La Chronique Agora

Les produits dérivés : un risque représentant trois fois le PIB mondial

▪ Les produits dérivés sont « la viande et les produits à base de viande » des marchés financiers. Ils ont l’apparence, le goût et l’odeur des titres boursiers normaux mais quasiment personne ne comprend pourquoi nous en avons besoin avant toute chose. Après tout, qu’est-ce qui ne va pas avec la viande toute simple ? Ou pour formuler la question autrement : le boeuf assaisonné en boîte représente-t-il réellement une avancée par rapport au steak ?
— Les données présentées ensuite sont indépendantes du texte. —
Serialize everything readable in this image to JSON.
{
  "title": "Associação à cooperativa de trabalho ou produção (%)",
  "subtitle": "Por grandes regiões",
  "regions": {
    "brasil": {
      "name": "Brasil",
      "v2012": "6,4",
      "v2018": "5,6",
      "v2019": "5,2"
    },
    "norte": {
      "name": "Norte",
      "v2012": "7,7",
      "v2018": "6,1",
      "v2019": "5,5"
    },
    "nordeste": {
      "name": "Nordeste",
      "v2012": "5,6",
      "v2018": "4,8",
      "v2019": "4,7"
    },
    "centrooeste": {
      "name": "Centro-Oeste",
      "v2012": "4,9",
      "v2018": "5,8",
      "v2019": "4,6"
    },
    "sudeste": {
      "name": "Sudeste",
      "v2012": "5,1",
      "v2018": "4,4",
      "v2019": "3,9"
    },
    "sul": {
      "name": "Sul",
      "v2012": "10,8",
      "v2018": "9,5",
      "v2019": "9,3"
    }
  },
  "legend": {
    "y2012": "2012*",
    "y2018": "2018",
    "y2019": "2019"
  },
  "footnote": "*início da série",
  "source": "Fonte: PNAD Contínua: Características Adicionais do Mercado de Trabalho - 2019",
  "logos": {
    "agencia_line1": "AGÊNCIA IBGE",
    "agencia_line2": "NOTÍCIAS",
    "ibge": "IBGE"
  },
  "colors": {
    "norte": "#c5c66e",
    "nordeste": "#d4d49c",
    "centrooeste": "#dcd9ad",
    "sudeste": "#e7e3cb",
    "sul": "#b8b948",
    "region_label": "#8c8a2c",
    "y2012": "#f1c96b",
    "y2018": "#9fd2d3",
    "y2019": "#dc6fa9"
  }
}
Plus important encore, pouvons-nous faire confiance aux marchés des produits dérivés ? Peuvent-ils être toxiques ? Peuvent-ils exposer les marchés financiers à des effets secondaires catastrophiques ?

Nul ne le sait vraiment… et puisque les rats de laboratoire refusent d’en consommer, nous devons évaluer les risques des produits dérivés en se fondant sur des suppositions, des théories et des conjectures. Par conséquent, je me dévoue pour le bien commun et me propose de vous fournir quelques suppositions, théories et conjectures à propos des marchés de produits dérivés, aujourd’hui en forte expansion.

Le marché mondial des produits financiers dérivés est énorme, c’est incontestable. Mais l’effet destructeur potentiel de ces titres obscurs, opaques, est très discuté.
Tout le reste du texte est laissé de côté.